Par contre, et fort heureusement, je n’avais plus honte du catamaran, comme
auparavant. Ici, les flottes de voiliers sont toujours impeccables, super
modernes, et bien entretenues. Lorsque nous entrions dans un nouveau port,
les Brits sortaient de leurs cabines climatisées, pour dévisager
notre épave flottante, avec son dinghy à moitié dégonflé,
son foc déchiré, ses flotteurs envahis de coquillages, puis
d’algues vertes. L’on faisait vraiment figure de terroristes. Les autres
embarcations s’écartaient de notre chemin afin de nous céder
le passage! Car ils avaient un peu peur de nous. Tous craignaient d’être,
brusquement, victimes d’abordage, ou pire encore! En mer Med, la majeure
partie des voiliers sert uniquement en été, et ces marins
du dimanche, ayant parcouru vingt minuscules milles nautiques par semaine,
s’arrêtent dans une énorme marina « quatre étoiles
» afin de se « reposer » d’un GROS voyage.
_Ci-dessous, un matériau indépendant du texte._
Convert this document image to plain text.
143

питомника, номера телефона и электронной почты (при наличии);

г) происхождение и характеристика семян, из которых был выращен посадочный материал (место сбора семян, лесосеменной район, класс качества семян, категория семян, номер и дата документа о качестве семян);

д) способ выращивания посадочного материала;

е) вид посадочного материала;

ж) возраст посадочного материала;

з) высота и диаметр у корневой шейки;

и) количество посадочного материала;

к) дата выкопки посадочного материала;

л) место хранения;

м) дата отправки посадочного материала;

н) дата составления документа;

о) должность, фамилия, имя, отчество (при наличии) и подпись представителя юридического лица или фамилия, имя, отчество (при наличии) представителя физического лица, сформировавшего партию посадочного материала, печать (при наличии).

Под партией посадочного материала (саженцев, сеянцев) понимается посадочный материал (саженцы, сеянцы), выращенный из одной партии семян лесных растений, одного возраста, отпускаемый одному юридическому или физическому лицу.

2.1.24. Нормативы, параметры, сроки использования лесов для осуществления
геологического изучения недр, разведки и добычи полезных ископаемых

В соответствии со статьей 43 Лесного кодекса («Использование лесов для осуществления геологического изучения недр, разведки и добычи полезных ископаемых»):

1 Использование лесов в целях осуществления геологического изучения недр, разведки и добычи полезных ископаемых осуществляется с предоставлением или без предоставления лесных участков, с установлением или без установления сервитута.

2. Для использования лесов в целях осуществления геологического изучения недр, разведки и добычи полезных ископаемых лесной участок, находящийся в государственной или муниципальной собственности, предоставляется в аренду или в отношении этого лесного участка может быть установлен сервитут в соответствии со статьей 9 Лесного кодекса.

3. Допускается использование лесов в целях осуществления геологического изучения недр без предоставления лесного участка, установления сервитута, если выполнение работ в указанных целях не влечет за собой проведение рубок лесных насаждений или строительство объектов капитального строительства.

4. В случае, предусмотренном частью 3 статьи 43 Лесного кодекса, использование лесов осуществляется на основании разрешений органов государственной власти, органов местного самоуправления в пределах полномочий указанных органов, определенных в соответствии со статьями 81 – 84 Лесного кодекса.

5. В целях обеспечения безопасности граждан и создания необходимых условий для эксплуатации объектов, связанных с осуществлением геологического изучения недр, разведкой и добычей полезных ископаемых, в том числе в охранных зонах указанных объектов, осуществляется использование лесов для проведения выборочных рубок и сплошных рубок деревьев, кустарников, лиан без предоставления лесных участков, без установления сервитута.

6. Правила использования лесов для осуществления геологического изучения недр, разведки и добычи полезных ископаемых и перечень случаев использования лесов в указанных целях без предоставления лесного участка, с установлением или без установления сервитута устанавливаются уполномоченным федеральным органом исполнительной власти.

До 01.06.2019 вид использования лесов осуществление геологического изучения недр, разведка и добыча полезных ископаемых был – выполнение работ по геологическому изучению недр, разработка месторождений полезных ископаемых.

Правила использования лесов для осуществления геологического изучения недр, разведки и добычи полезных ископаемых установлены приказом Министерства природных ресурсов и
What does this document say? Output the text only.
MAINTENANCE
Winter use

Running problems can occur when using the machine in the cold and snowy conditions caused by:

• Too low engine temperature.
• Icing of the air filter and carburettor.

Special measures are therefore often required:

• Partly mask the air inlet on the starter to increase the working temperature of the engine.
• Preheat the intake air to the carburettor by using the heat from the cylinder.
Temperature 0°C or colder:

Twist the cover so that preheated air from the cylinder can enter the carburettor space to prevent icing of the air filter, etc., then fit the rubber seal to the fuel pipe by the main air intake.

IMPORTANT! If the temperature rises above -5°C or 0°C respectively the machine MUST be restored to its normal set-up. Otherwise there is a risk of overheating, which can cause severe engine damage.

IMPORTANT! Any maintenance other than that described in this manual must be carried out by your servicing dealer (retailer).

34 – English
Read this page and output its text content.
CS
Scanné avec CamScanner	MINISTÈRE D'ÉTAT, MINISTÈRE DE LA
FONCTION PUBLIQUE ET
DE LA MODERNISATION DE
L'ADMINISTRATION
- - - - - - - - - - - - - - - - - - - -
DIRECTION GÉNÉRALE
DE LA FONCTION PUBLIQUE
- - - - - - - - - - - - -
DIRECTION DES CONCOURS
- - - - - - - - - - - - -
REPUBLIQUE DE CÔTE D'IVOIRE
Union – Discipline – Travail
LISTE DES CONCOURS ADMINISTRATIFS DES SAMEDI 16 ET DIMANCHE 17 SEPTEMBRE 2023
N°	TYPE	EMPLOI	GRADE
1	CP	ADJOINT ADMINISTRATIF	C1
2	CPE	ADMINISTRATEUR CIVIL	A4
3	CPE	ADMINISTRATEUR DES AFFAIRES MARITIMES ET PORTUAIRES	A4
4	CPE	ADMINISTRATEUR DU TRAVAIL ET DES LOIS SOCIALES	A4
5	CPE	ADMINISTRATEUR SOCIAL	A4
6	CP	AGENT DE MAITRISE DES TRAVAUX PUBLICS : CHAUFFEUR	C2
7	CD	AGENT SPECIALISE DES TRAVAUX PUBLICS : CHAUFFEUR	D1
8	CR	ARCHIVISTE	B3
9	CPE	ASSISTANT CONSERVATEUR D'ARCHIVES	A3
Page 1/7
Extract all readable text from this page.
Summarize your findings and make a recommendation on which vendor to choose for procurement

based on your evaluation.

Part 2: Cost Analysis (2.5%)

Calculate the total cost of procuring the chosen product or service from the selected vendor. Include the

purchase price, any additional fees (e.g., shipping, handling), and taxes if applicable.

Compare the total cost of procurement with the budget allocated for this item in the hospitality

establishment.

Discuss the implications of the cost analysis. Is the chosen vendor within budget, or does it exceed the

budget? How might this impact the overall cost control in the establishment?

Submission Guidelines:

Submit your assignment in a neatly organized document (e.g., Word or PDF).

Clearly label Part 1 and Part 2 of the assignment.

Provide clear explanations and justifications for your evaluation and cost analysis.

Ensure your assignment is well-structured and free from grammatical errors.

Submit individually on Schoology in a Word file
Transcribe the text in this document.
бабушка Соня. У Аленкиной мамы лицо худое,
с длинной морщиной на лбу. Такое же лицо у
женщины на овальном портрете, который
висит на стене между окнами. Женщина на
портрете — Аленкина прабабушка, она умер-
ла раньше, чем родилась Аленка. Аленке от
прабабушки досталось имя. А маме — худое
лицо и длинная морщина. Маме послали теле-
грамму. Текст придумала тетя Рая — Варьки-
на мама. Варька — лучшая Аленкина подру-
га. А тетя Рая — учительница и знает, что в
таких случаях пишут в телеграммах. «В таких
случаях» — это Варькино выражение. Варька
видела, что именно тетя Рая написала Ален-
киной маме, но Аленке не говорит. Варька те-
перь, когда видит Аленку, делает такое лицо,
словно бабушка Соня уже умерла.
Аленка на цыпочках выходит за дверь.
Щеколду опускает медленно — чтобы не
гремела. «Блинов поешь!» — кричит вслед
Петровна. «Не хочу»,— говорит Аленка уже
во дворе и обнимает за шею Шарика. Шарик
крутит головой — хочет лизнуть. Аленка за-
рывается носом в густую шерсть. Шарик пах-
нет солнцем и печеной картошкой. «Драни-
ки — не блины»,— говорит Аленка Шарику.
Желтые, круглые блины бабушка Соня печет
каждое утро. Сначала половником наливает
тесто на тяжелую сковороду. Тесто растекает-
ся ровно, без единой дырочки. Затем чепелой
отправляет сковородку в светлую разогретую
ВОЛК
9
Pour les choquer,
puisqu’ils le méritaient amplement, moi, je sortais, tout frais
et dispos, le matin, faire pipi au bout du pont avant, rien que pour voir
la figure des madames british avant qu’elles ne fuient à toutes
jambes vers leurs cabines immaculées, en abandonnant sur place leurs
jolies tasses de thé congoon et leurs biscuits secs du traditionnel
English Breakfast. Ha! ha!
Dorénavant, vous pouvez
m’appeler el Navigatore del Adriatico!